1932 Pre-Code Western film

The Rainbow Trail is a 1932 Pre-Code Western film directed by David Howard and starring George O'Brien. The picture is an adaptation of Zane Grey's novel of the same name and a sequel to the 1931 film Riders of the Purple Sage, which also stars O'Brien.

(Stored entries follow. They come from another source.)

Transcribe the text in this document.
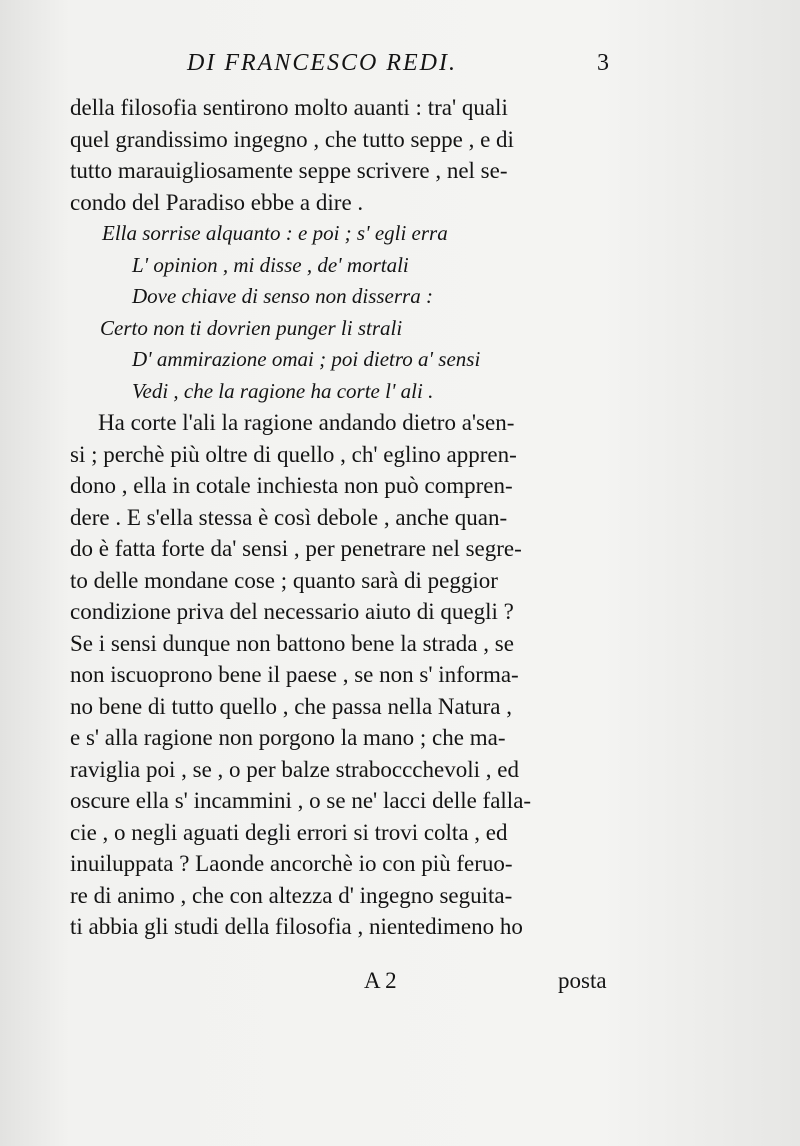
DI FRANCESCO REDI.	3
della filosofia sentirono molto auanti : tra' quali
quel grandissimo ingegno , che tutto seppe , e di
tutto marauigliosamente seppe scrivere , nel se-
condo del Paradiso ebbe a dire .
Ella sorrise alquanto : e poi ; s' egli erra
L' opinion , mi disse , de' mortali
Dove chiave di senso non disserra :
Certo non ti dovrien punger li strali
D' ammirazione omai ; poi dietro a' sensi
Vedi , che la ragione ha corte l' ali .
Ha corte l'ali la ragione andando dietro a'sen-
si ; perchè più oltre di quello , ch' eglino appren-
dono , ella in cotale inchiesta non può compren-
dere . E s'ella stessa è così debole , anche quan-
do è fatta forte da' sensi , per penetrare nel segre-
to delle mondane cose ; quanto sarà di peggior
condizione priva del necessario aiuto di quegli ?
Se i sensi dunque non battono bene la strada , se
non iscuoprono bene il paese , se non s' informa-
no bene di tutto quello , che passa nella Natura ,
e s' alla ragione non porgono la mano ; che ma-
raviglia poi , se , o per balze straboccchevoli , ed
oscure ella s' incammini , o se ne' lacci delle falla-
cie , o negli aguati degli errori si trovi colta , ed
inuiluppata ? Laonde ancorchè io con più feruo-
re di animo , che con altezza d' ingegno seguita-
ti abbia gli studi della filosofia , nientedimeno ho
A 2	posta
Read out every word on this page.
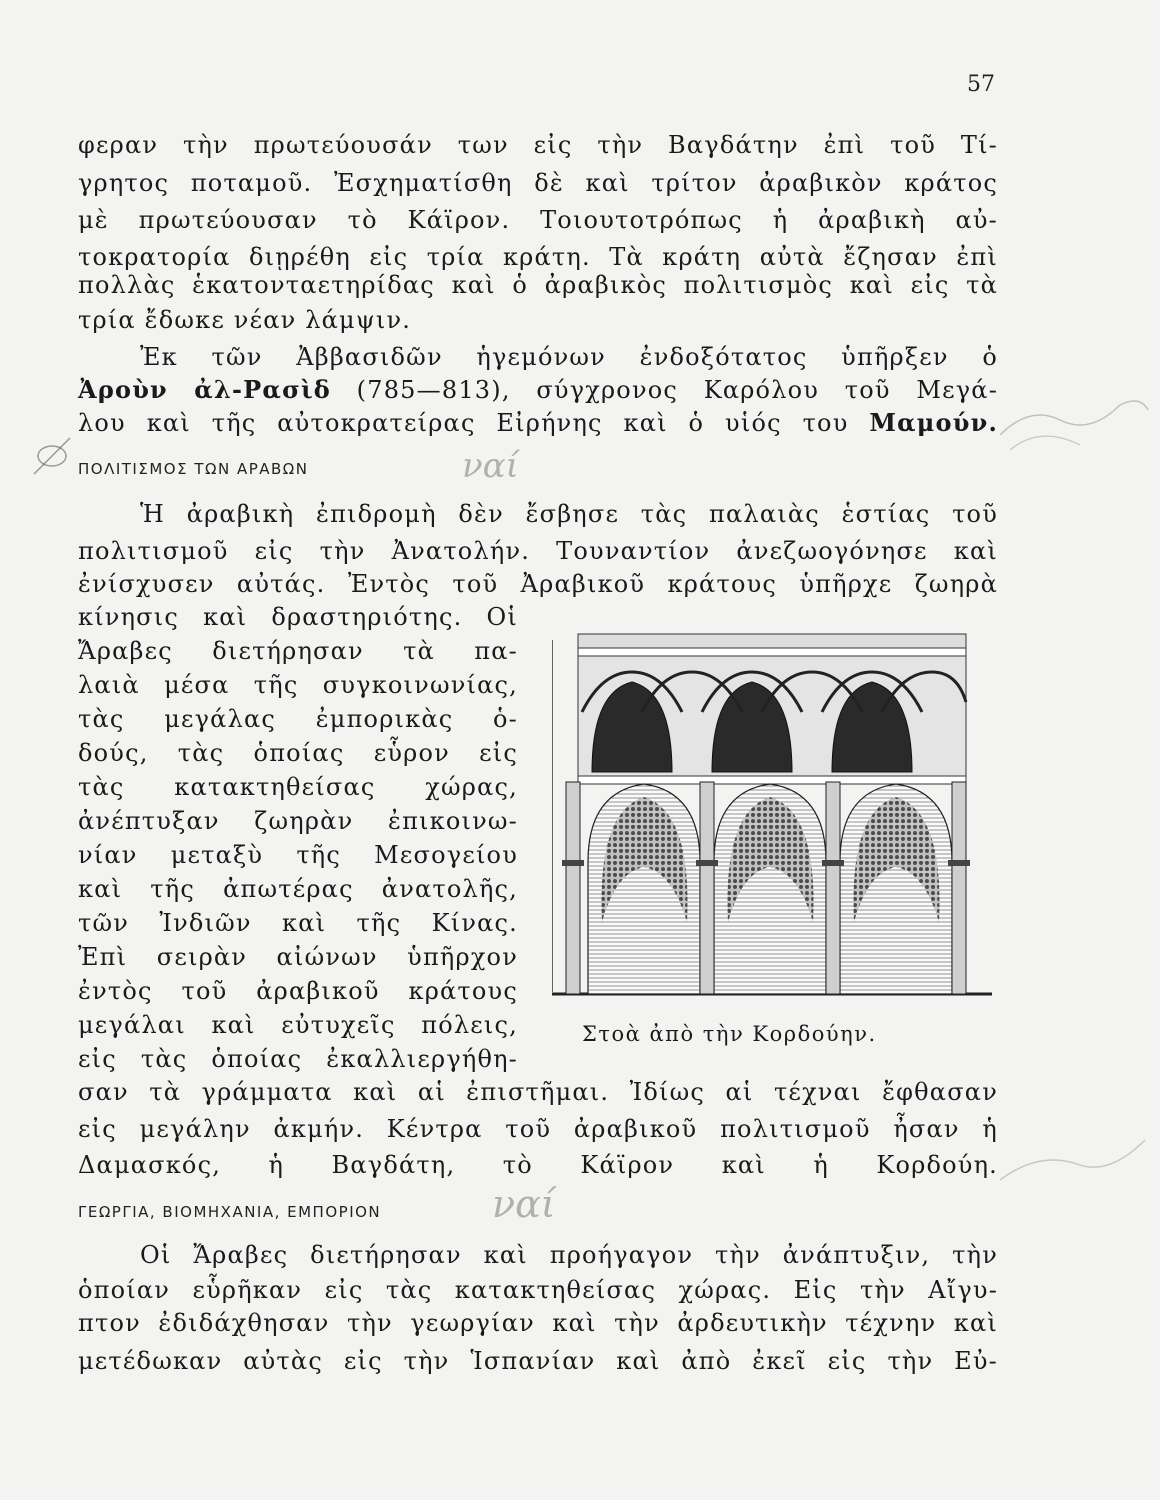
57
φεραν τὴν πρωτεύουσάν των εἰς τὴν Βαγδάτην ἐπὶ τοῦ Τί-
γρητος ποταμοῦ. Ἐσχηματίσθη δὲ καὶ τρίτον ἀραβικὸν κράτος
μὲ πρωτεύουσαν τὸ Κάϊρον. Τοιουτοτρόπως ἡ ἀραβικὴ αὐ-
τοκρατορία διῃρέθη εἰς τρία κράτη. Τὰ κράτη αὐτὰ ἔζησαν ἐπὶ
πολλὰς ἑκατονταετηρίδας καὶ ὁ ἀραβικὸς πολιτισμὸς καὶ εἰς τὰ
τρία ἔδωκε νέαν λάμψιν.
Ἐκ τῶν Ἀββασιδῶν ἡγεμόνων ἐνδοξότατος ὑπῆρξεν ὁ
Ἀροὺν ἀλ-Ρασὶδ (785—813), σύγχρονος Καρόλου τοῦ Μεγά-
λου καὶ τῆς αὐτοκρατείρας Εἰρήνης καὶ ὁ υἱός του Μαμούν.
ΠΟΛΙΤΙΣΜΟΣ ΤΩΝ ΑΡΑΒΩΝ
Ἡ ἀραβικὴ ἐπιδρομὴ δὲν ἔσβησε τὰς παλαιὰς ἑστίας τοῦ
πολιτισμοῦ εἰς τὴν Ἀνατολήν. Τουναντίον ἀνεζωογόνησε καὶ
ἐνίσχυσεν αὐτάς. Ἐντὸς τοῦ Ἀραβικοῦ κράτους ὑπῆρχε ζωηρὰ
κίνησις καὶ δραστηριότης. Οἱ
Ἄραβες διετήρησαν τὰ πα-
λαιὰ μέσα τῆς συγκοινωνίας,
τὰς μεγάλας ἐμπορικὰς ὁ-
δούς, τὰς ὁποίας εὗρον εἰς
τὰς κατακτηθείσας χώρας,
ἀνέπτυξαν ζωηρὰν ἐπικοινω-
νίαν μεταξὺ τῆς Μεσογείου
καὶ τῆς ἀπωτέρας ἀνατολῆς,
τῶν Ἰνδιῶν καὶ τῆς Κίνας.
Ἐπὶ σειρὰν αἰώνων ὑπῆρχον
ἐντὸς τοῦ ἀραβικοῦ κράτους
μεγάλαι καὶ εὐτυχεῖς πόλεις,
εἰς τὰς ὁποίας ἐκαλλιεργήθη-
Στοὰ ἀπὸ τὴν Κορδούην.
σαν τὰ γράμματα καὶ αἱ ἐπιστῆμαι. Ἰδίως αἱ τέχναι ἔφθασαν
εἰς μεγάλην ἀκμήν. Κέντρα τοῦ ἀραβικοῦ πολιτισμοῦ ἦσαν ἡ
Δαμασκός, ἡ Βαγδάτη, τὸ Κάϊρον καὶ ἡ Κορδούη.
ΓΕΩΡΓΙΑ, ΒΙΟΜΗΧΑΝΙΑ, ΕΜΠΟΡΙΟΝ
Οἱ Ἄραβες διετήρησαν καὶ προήγαγον τὴν ἀνάπτυξιν, τὴν
ὁποίαν εὗρῆκαν εἰς τὰς κατακτηθείσας χώρας. Εἰς τὴν Αἴγυ-
πτον ἐδιδάχθησαν τὴν γεωργίαν καὶ τὴν ἀρδευτικὴν τέχνην καὶ
μετέδωκαν αὐτὰς εἰς τὴν Ἱσπανίαν καὶ ἀπὸ ἐκεῖ εἰς τὴν Εὐ-
ναί
ναί
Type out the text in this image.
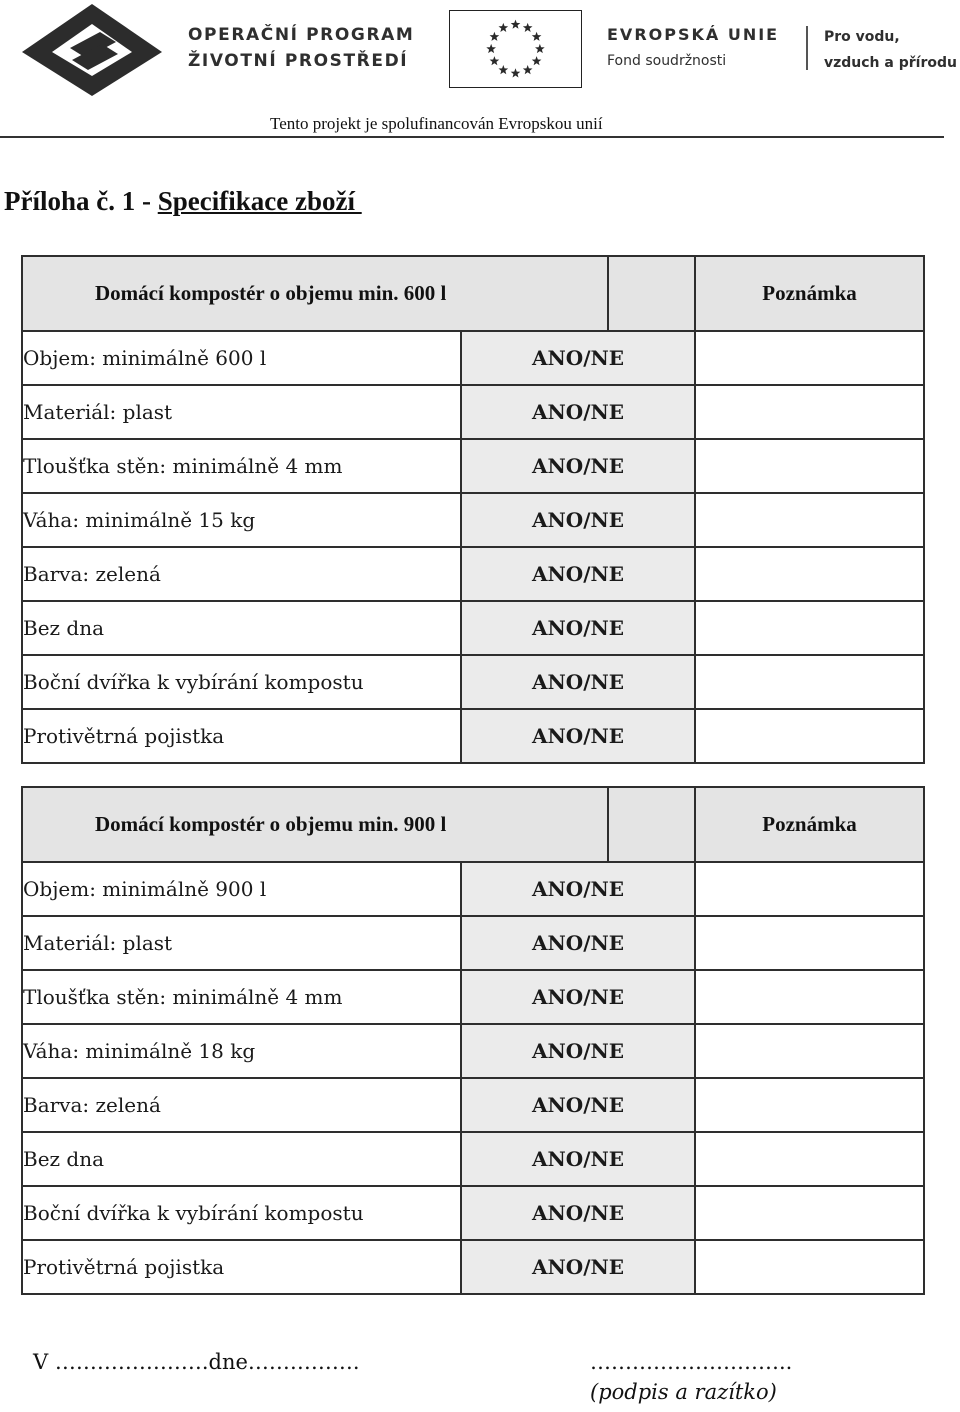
OPERAČNÍ PROGRAM
ŽIVOTNÍ PROSTŘEDÍ
EVROPSKÁ UNIE
Fond soudržnosti
Pro vodu,
vzduch a přírodu
Tento projekt je spolufinancován Evropskou unií
Příloha č. 1 - Specifikace zboží
Domácí kompostér o objemu min. 600 l			Poznámka
Objem: minimálně 600 l	ANO/NE		
Materiál: plast	ANO/NE		
Tloušťka stěn: minimálně 4 mm	ANO/NE		
Váha: minimálně 15 kg	ANO/NE		
Barva: zelená	ANO/NE		
Bez dna	ANO/NE		
Boční dvířka k vybírání kompostu	ANO/NE		
Protivětrná pojistka	ANO/NE		
Domácí kompostér o objemu min. 900 l			Poznámka
Objem: minimálně 900 l	ANO/NE		
Materiál: plast	ANO/NE		
Tloušťka stěn: minimálně 4 mm	ANO/NE		
Váha: minimálně 18 kg	ANO/NE		
Barva: zelená	ANO/NE		
Bez dna	ANO/NE		
Boční dvířka k vybírání kompostu	ANO/NE		
Protivětrná pojistka	ANO/NE		
V ………………….dne…………….	………………………..
(podpis a razítko)
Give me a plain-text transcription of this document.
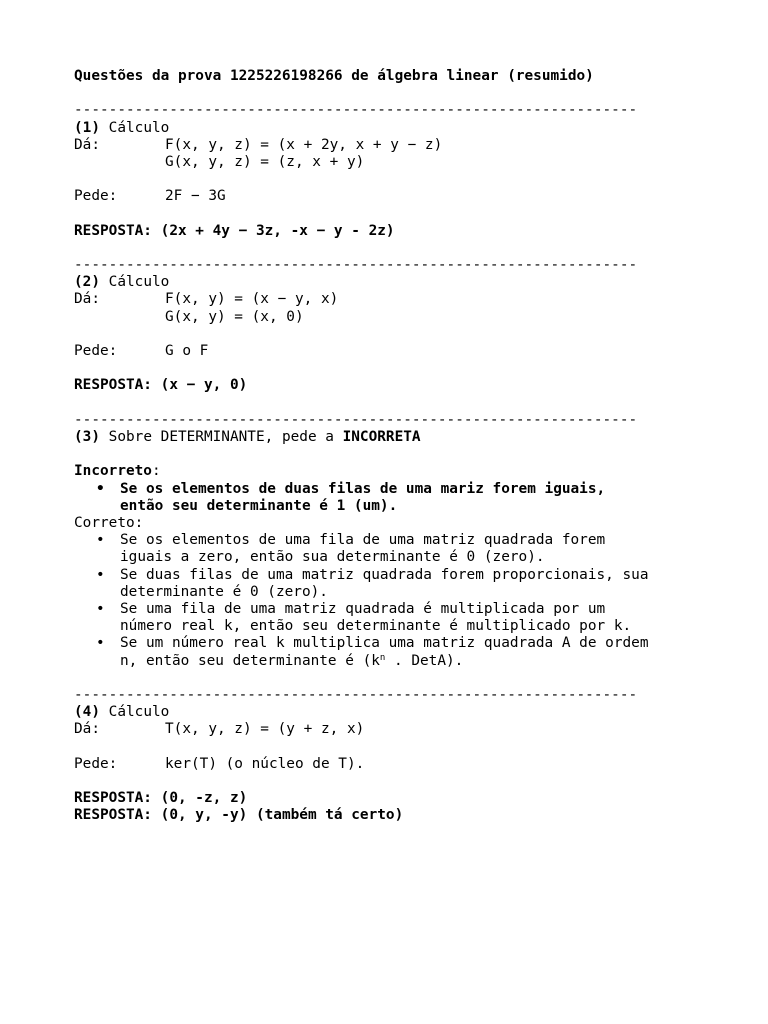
Questões da prova 1225226198266 de álgebra linear (resumido)
-----------------------------------------------------------------
(1) Cálculo
Dá:	F(x, y, z) = (x + 2y, x + y − z)
G(x, y, z) = (z, x + y)
Pede:	2F − 3G
RESPOSTA: (2x + 4y − 3z, -x − y - 2z)
-----------------------------------------------------------------
(2) Cálculo
Dá:	F(x, y) = (x − y, x)
G(x, y) = (x, 0)
Pede:	G o F
RESPOSTA: (x − y, 0)
-----------------------------------------------------------------
(3) Sobre DETERMINANTE, pede a INCORRETA
Incorreto:
• Se os elementos de duas filas de uma mariz forem iguais,
então seu determinante é 1 (um).
Correto:
• Se os elementos de uma fila de uma matriz quadrada forem
iguais a zero, então sua determinante é 0 (zero).
• Se duas filas de uma matriz quadrada forem proporcionais, sua
determinante é 0 (zero).
• Se uma fila de uma matriz quadrada é multiplicada por um
número real k, então seu determinante é multiplicado por k.
• Se um número real k multiplica uma matriz quadrada A de ordem
n, então seu determinante é ($k^n$ . DetA).
-----------------------------------------------------------------
(4) Cálculo
Dá:	T(x, y, z) = (y + z, x)
Pede:	ker(T) (o núcleo de T).
RESPOSTA: (0, -z, z)
RESPOSTA: (0, y, -y) (também tá certo)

The Rainbow Trail had previously been filmed as a silent version in 1918 with William Farnum, and as a sound version in 1925 with Tom Mix.

==Cast==
- George O'Brien as Shefford
- Cecilia Parker as Fay Larkin
- Minna Gombell as Ruth
- Roscoe Ates as Ike Wilkins
- J. M. Kerrigan as Paddy Harrigan
- James Kirkwood as Venters
- W. L. Thorne as Dyer
- Robert Frazer as Lone Eagle
- Ruth Donnelly as Abigail
- Niles Welch as Willets
- Landers Stevens as Presby
- Laska Winter as Singing Cloud
- Edward Hearn as Jim Lassiter
- Alice Ward as Jane Withersteen
- George Burton as Elliott
- Iron Eyes Cody as Indian
==Critical reception==
Variety commented, "Above average production and some outdoor photography that's enthralling don't quite lift it into deluxe booking eligibility." They wrote that O'Brien "gives a good interpretation of the role", and referencing the previous versions, wrote that O'Brien resembles William Farnum more than Tom Mix, but plays the character with "power" rather than with Mix's "action" style.

The Film Daily praised the "picturesque" exterior locations but stated the "story lacks logic and there is insufficient action."